— Опять! — сказала она с досадой.
Однако на этот раз успела заметить белый хвостик Мьоли, убегающего вдоль стены.
Как она и ожидала, котенок забрался на крышу беседки, но не перебрался оттуда в соседний сад, а перескочил на ближайшее дерево и с него — на крышу. А там нашел какое-то узкое отверстие и скрылся в той комнате, где Анита нашла его накануне.
— Так вот ты где! — обрадовалась девочка.
Мамина сумка лежала возле лестницы.
Анита убедилась, что мама не видит ее, и открыла сумку. Конечно, нехорошо трогать мамины вещи без разрешения, но все же… Она взяла связку ключей и поднялась по лестнице на самый верх — к мансарде. Висячий замок открылся легко и сразу.
И тут Анита почему-то испугалась.
Она осторожно приоткрыла дверь и увидела пустую комнату и пол, застеленный полиэтиленом — очевидно, для защиты от протечки.
Анита вошла.
И в самом деле, мало что осталось от мастерской Мориса Моро. Длинная, узкая терраса, откуда открывалась панорама лагуны и виднелись дома на острове Джудекка.
Мьоли сидел на крыше; освещенный ярким солнечным светом, он походил на египетского сфинкса. Заметив хозяйку, котенок слегка пошевелил хвостиком.
Анита нерешительно направилась к Мьоли, ступая по полиэтилену. Черные, обгорелые балки, стены покрыты копотью, разбитый дощатый пол. Повсюду пух и перья голубей. И пахнет мышами.

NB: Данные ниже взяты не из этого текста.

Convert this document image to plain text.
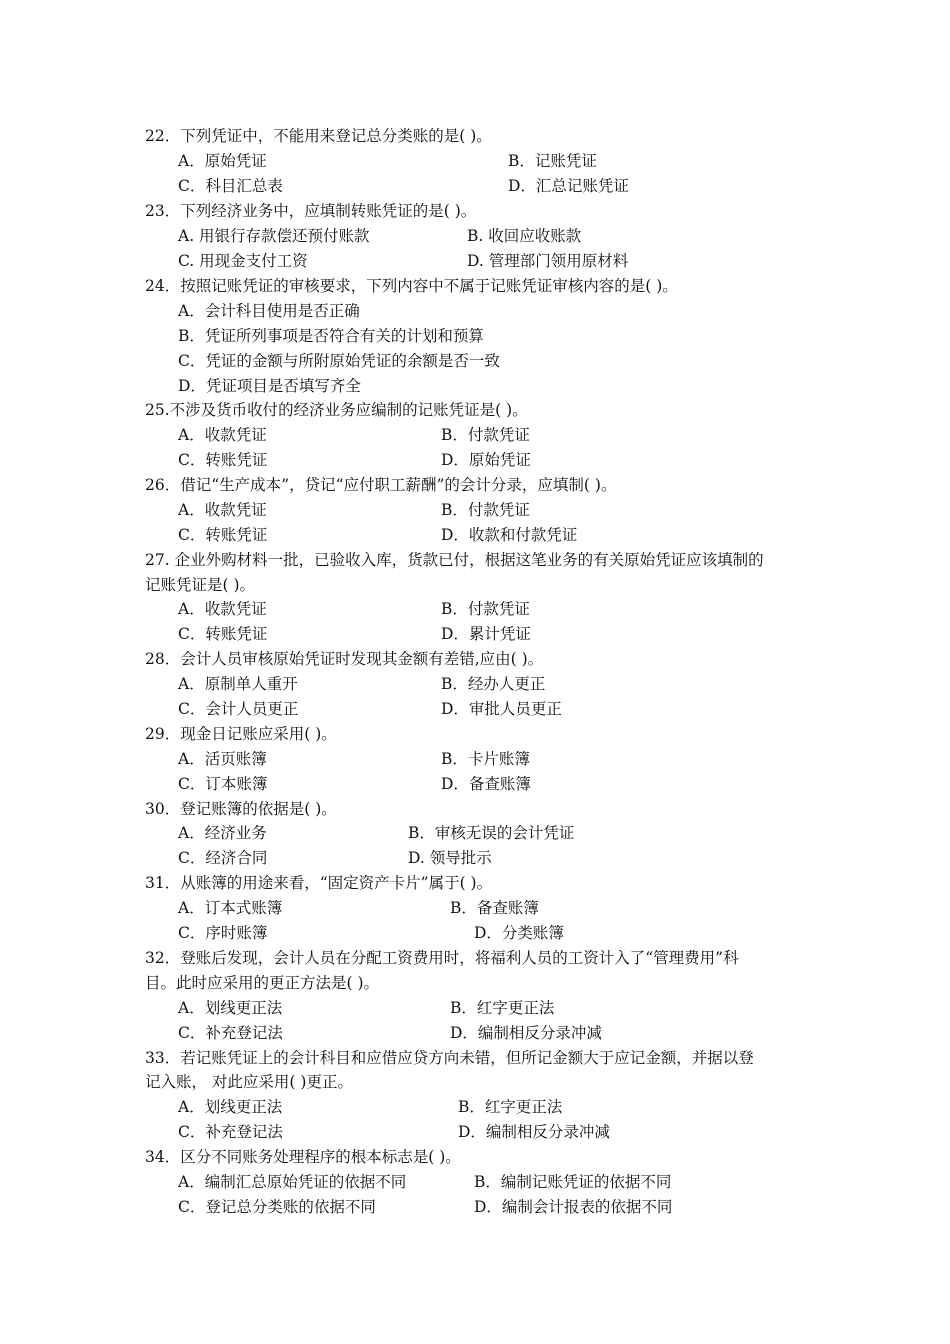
22．下列凭证中，不能用来登记总分类账的是( )。
A．原始凭证	B．记账凭证
C．科目汇总表	D．汇总记账凭证
23．下列经济业务中，应填制转账凭证的是( )。
A. 用银行存款偿还预付账款	B. 收回应收账款
C. 用现金支付工资	D. 管理部门领用原材料
24．按照记账凭证的审核要求，下列内容中不属于记账凭证审核内容的是( )。
A．会计科目使用是否正确
B．凭证所列事项是否符合有关的计划和预算
C．凭证的金额与所附原始凭证的余额是否一致
D．凭证项目是否填写齐全
25.不涉及货币收付的经济业务应编制的记账凭证是( )。
A．收款凭证	B．付款凭证
C．转账凭证	D．原始凭证
26．借记“生产成本”，贷记“应付职工薪酬”的会计分录，应填制( )。
A．收款凭证	B．付款凭证
C．转账凭证	D．收款和付款凭证
27. 企业外购材料一批，已验收入库，货款已付，根据这笔业务的有关原始凭证应该填制的
记账凭证是( )。
A．收款凭证	B．付款凭证
C．转账凭证	D．累计凭证
28．会计人员审核原始凭证时发现其金额有差错,应由( )。
A．原制单人重开	B．经办人更正
C．会计人员更正	D．审批人员更正
29．现金日记账应采用( )。
A．活页账簿	B．卡片账簿
C．订本账簿	D．备查账簿
30．登记账簿的依据是( )。
A．经济业务	B．审核无误的会计凭证
C．经济合同	D. 领导批示
31．从账簿的用途来看，“固定资产卡片”属于( )。
A．订本式账簿	B．备查账簿
C．序时账簿	D．分类账簿
32．登账后发现，会计人员在分配工资费用时，将福利人员的工资计入了“管理费用”科
目。此时应采用的更正方法是( )。
A．划线更正法	B．红字更正法
C．补充登记法	D．编制相反分录冲减
33．若记账凭证上的会计科目和应借应贷方向未错，但所记金额大于应记金额，并据以登
记入账， 对此应采用( )更正。
A．划线更正法	B．红字更正法
C．补充登记法	D．编制相反分录冲减
34．区分不同账务处理程序的根本标志是( )。
A．编制汇总原始凭证的依据不同	B．编制记账凭证的依据不同
C．登记总分类账的依据不同	D．编制会计报表的依据不同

И на стенах здесь другие рисунки, покрытые темным слоем копоти.
Девочка пренебрегла советом мамы и коснулась фрески.
Она оказалась теплой. Когда отняла руку, на стене остался светлый след, а палец почернел от грязи. Анита снова провела по фреске рукой. А потом еще раз, постепенно стирая копоть.
Ей понравилось, и она улыбнулась. Еще немного, и перед ней возникли глаза, которые она хорошо запомнила.
— И тут Птолемей, — прошептала девочка.
Она присела возле стены и принялась не спеша очищать ее, открывая портрет второй обезьяны.
Мьоли время от времени посматривал на свою юную хозяйку.
Этот Птолемей весьма отличался от того, которого Анита видела этажом ниже, где работала мама. Тот поднимал лапы высоко верх, словно хотел поддержать потолочную балку.
А этот будто топает ногами.
Тот мудрый и спокойный, этот какой-то безумный, почти свирепый.
Анита долго рассматривала Птолемея, пытаясь понять, что он все-таки делает и почему Морис изобразил его в двух таких необычных видах.
«Может, есть и другие его изображения…» — подумала девочка, осматриваясь, но других обезьян не увидела. Она снова присела на корточки перед рисунком.
— Интересно, что ты хочешь сказать мне? — громко спросила она, осторожно приподняв с пола полиэтиленовую пленку.
Под ней оказалось обгорелое дерево — старые балки разной величины.
Нужно позвать Томми и рассказать ему все. Томми обожает подобные вещи. А она…
Анита уперлась руками в пол рядом с рисунком обезьяны, и дерево слегка скрипнуло.
Анита нажала на одну балку, потом на другую и поискала то место, куда мог бы прыгнуть Птолемей.
Ничего не произошло.
А что, собственно, могло случиться? Это же старое, обгорелое дерево, немного скрипит, и…
Щелк! — вдруг скрипнуло что-то на полу. Только один раз, но совершенно отчетливо.
Анита в испуге отдернула руку. Что это было?
Она снова коснулась того места, откуда послышался щелчок, и опять надавила. Однако на этот раз старые балки только слегка скрипнули.
Анита сложила руки на коленях и задумалась. Она действительно слышала щелчок? Действительно что-то щелкнуло или показалось? Что-то произошло — но что?
Девочка поднялась в необычном волнении и поискала Мьоли. Котенок хотел убежать от нее, но она поймала его:
— А теперь пошли отсюда! Ты понял?
Она подхватила его и вышла из мастерской.
— Больше никогда не поднимайся сюда! Никогда, понял? — повторила она. — Никогда!
Она заперла дверь и положила ключ в сумочку мамы.
Анита с нежеланием взялась за уроки, и делать их почему-то оказалось очень трудно.
Все время приходилось перечитывать одни и те же строчки, прежде чем их смысл доходил до нее. К тому же нередко девочка ловила себя на том, что смотрит на стены, на окна и поврежденную крышу. А глядя на слуховое окно, все время вспоминала, как удивительно скрипнул тогда пол. Она качала головой и возвращалась к учебнику.
Мьоли больше никуда не убегал, весь день пролежал рядом с Анитой на столе.
Вечером мама застала ее все еще за уроками.